Founded in 2014, Aycliffe Business Park’s LED Supply & Fit has seen huge growth in the last 24 months and shows no sign of slowing down!

While it has undoubtedly been a turbulent year for many businesses, LED Supply & Fit has seen web sales increase 84 per cent year on year from 2018 to 2019 and a further 43 percent from 2019 to 2020 – despite the ongoing Covid-19 pandemic.

This growth prompted a move to larger premises in September 2020 and recruitment, too – adding two new members of staff to manage the growing workload. Dave Thompson joins to take responsibility for processing orders as growth has made this a full-time role, and Amy Lowes has been taken on in the role of marketing apprentice, tasked with growing the digital presence and growth of the business.

Gary Rudd, director at LED Supply & Fit, said: “It’s been an amazing couple of years. We have been lucky to see our business thrive, and this is thanks to the incredible support of Durham Business Opportunities Programme (DBOP) which enabled us to exhibit in the incubator zone at 2019’s EMCON.

“We are in a unique position, able to provide high quality at fair prices due to selling direct, which has stood us in good stead with our customers and gained us a reputation of reliability and service.”

LED Supply & Fit has no intention of resting easy, instead focusing on continued growth with the ambition of growing sales by a further 100 per cent and becoming the supplier of choice for LED lighting across the UK and Europe.
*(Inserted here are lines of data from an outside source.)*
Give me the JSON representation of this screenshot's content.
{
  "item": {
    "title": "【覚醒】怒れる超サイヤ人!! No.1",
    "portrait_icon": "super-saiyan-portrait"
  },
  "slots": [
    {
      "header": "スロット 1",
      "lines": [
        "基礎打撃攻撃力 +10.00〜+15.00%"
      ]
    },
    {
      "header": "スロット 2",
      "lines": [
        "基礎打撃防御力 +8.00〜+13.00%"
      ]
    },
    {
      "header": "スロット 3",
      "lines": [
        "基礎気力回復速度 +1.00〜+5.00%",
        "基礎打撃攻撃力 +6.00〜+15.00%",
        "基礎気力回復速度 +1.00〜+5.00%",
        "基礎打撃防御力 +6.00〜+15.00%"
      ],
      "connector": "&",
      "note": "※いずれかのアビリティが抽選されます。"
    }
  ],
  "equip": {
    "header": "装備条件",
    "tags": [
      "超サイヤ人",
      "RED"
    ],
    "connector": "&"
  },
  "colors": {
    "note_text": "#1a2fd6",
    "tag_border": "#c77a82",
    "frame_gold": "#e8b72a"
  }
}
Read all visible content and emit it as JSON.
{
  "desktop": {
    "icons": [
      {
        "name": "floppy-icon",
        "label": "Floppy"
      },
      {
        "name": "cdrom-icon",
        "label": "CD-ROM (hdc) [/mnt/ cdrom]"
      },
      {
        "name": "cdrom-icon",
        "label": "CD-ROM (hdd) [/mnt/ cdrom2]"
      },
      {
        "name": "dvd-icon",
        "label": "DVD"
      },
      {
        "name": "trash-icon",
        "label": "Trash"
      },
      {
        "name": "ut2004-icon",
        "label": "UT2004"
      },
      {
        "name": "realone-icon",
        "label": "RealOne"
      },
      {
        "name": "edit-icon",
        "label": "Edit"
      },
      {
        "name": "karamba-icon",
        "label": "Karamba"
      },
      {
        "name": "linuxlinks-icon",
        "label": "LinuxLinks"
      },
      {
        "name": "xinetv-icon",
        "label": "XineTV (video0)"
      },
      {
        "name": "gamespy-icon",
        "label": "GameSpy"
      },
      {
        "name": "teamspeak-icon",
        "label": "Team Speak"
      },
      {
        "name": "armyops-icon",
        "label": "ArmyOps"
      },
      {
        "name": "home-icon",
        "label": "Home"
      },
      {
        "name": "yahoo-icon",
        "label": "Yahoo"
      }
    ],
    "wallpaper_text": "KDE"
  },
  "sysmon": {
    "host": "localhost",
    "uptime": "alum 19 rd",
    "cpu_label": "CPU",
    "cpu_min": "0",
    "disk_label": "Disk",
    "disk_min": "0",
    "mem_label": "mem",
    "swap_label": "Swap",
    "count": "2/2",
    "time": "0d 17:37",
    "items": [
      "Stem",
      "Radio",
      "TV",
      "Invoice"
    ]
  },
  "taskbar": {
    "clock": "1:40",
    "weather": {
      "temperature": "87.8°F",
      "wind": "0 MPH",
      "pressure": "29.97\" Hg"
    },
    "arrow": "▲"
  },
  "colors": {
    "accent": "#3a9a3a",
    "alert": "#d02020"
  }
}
LED Supply & Fit works across the UK and can help customers save up to 90 per cent on their electricity bills via innovative LED products. Director and owner, Gary Rudd, has over 20 years’ experience as an electrician and in the last 12 months, the company has replaced over 900,000 standard lights with energy saving LED Lights, resulting in millions of pounds saved by customers and the reduction of over 3000 tonnes of carbon emissions.

One of the organisations LED Supply & Fit recently worked with is the world-renowned engineering and fabrication company Cleveland Bridge, helping it reduce its lighting costs and carbon footprint with the installation 266 x 200w high bays and 60 x 240w high bays in its Darlington factory.

Sustainability is a major issue for the construction industry, and Cleveland Bridge is leading the way by building sustainable thinking into the way it manages and operates its business.

Keith Shimmin, Head of Operations at Cleveland Bridge, said: “The new LED lighting is one of the many initiatives we implemented as part of the sustainability charter and we are absolutely delighted with the results as it provides both business and environmental savings.”